The author provides a detailed account of nineteenth-century Canadian views of marriage and divorce. In the first part of the article, the author discusses the conceptions of, and attitudes towards, marriage and how they differed in rhetoric and reality. In the second part, the author examines the legislative and judicial responses to marital breakdown. Through extensive reference to nineteenth-century statutes and case law, the author reveals that whereas the legislatures were prepared to adopt a “companionate model” of marriage (ie: equality between the spouses), the judiciary adhered to a “patriarchal model” which vested authority in the marriage in the husband. In the result, marriage was not the uniquely moral institution claimed by nineteenth-century rhetoric; rather, it served to bolster male supremacy in Canada.
The Tort of Seduction: Fathers and Daughters in Nineteenth-Century Canada, Dalhousie Law Journal 10 (1986) 45-80
The tort of seduction was based in feudal notions that certain people could hold property interests in other people – namely masters with a proprietary interest in servants. In nineteenth-century Canada, the tort was so narrow that it related almost exclusively to fathers' suing men who seduced their daughters for loss of services. Though fathers' proprietary interest in their daughters' chastity and services was reenforced by the legislature, seduction actions were increasingly problematic as women became more independent and left home to work waged jobs. Courts struggled to reconcile the proprietary interest of fathers that treated women as a passive species of property, recognition of women's increasing independence, and judges' antagonism toward women who became pregnant out of wedlock. As a result, the judiciary eroded the effectiveness of the tort of seduction. Nevertheless, fathers continued to pursue and win tort actions in seduction. The lawsuits sought to assert patriarchal property interests in the face of a family unit undergoing drastic change in the face of modernization.
Nineteenth-Century Canadian Prostitution Law: Reflection of a Discriminatory Society, Social History/Histoire sociale 18 (1985): 387-423.

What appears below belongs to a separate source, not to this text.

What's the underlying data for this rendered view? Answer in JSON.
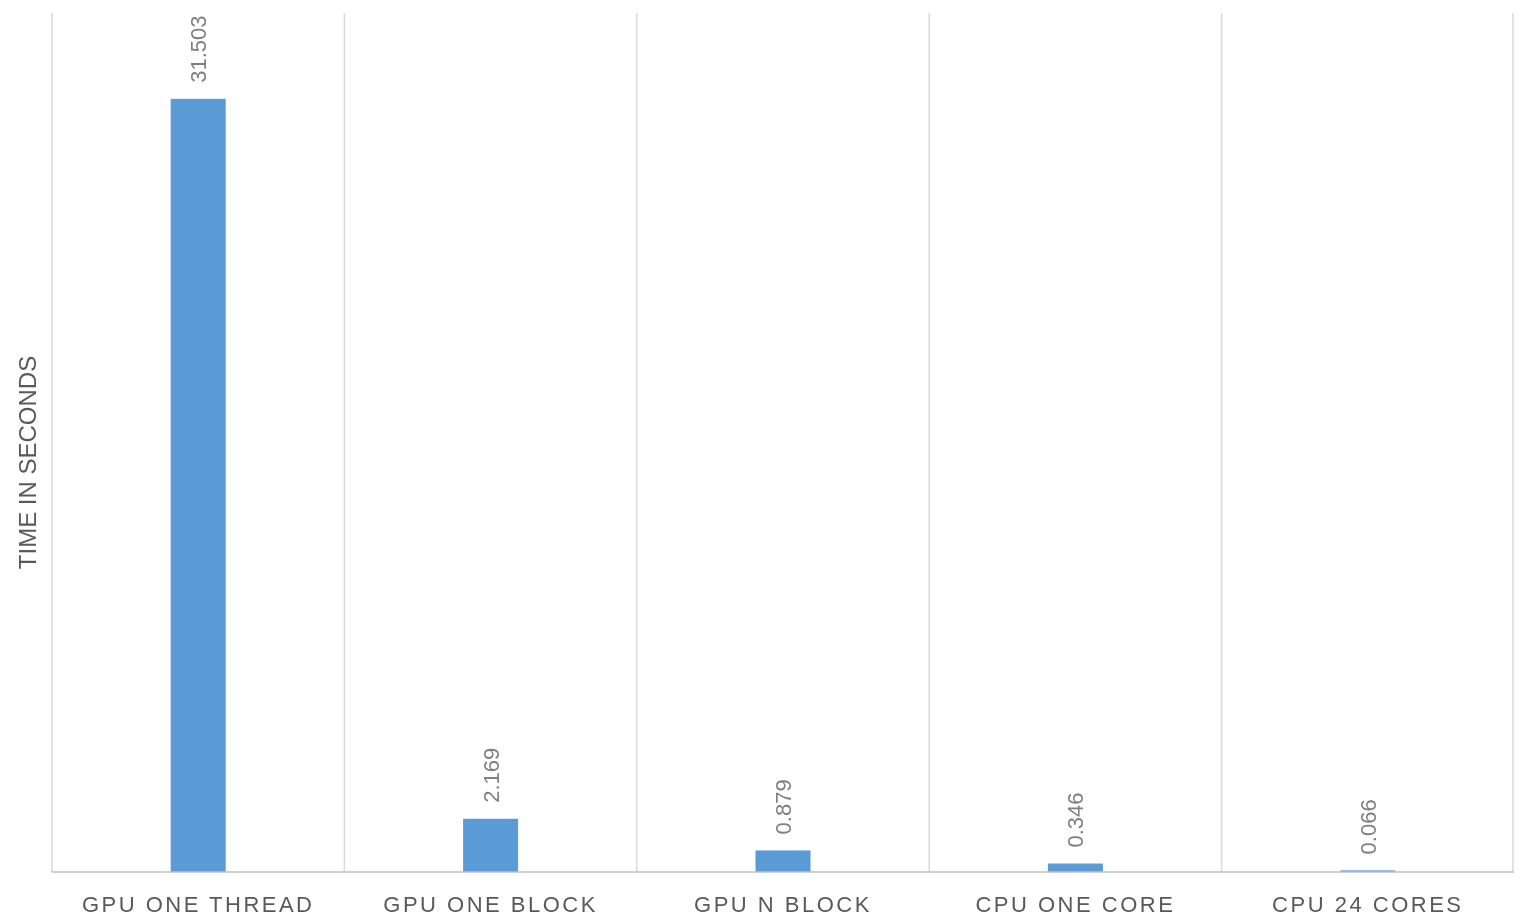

The History of nineteenth-century Canadian Law reveals that legislators and social reformers took three distinct approaches to the problem of prostitution. They attempted to regulate the trade in sexuality through a Canadian Contagious Diseases Act which sought to control venereal disease in prostitutes. They attempted to prohibit the commercial sale of sex through systematic criminal enactments meant to abolish all features of prostitution, from the selling and buying of sexual services to the procuring, pimping and profiteering from the business. They attempted to rehabilitate prostitutes and would-be prostitutes by establishing asylums, women's prisons and juvenile detention institutions. None of these approaches was ultimately successful and each worked substantial injustice upon individual prostitutes. Discrimination on the basis of class, race, ethnic origin and sex featured predominantly in the formulation and application of each approach, and served as a hallmark of the Canadian legal response to prostitution.
Involuntary Motherhood: Abortion, Birth Control and the Law in Nineteenth-Century Canada, Windsor Yearbook of Access to Justice, 3 (1983): 61-130.

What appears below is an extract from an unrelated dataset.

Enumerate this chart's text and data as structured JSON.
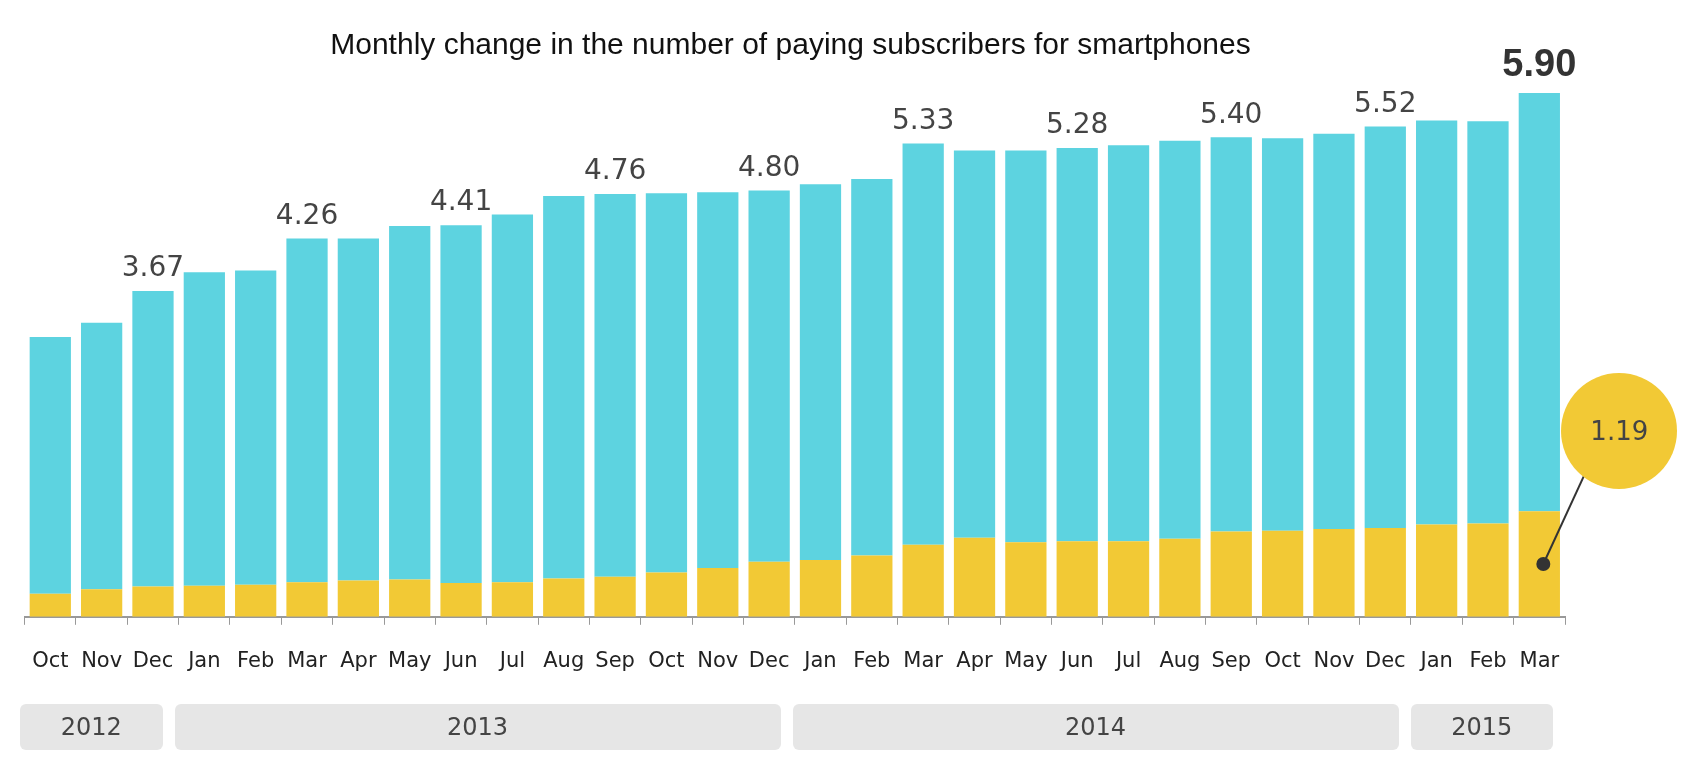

Professor Backhouse suggests that before the nineteenth century abortions and birth control were largely considered private matters. However, beginning in the early nineteenth century and continuing until the Criminal Code of 1892 there were several waves of legislation which Professor Backhouse traces and analyses that made abortions and birth control crimes. She also explores court cases dealing with abortions during that century ad compares them with prosecutions for infanticide during the same period. Taking as her point of departure the burden that unwanted pregnancies could be for women, particularly the poor and unmarried or unhappily married, Professor Backhouse argues that much of the evidence suggests that the legislation was passed, not as a response to any upsurge in public opinion, but as a result of a determined group of male physicians who wished to assert monopoly control over a profession they were struggling to create.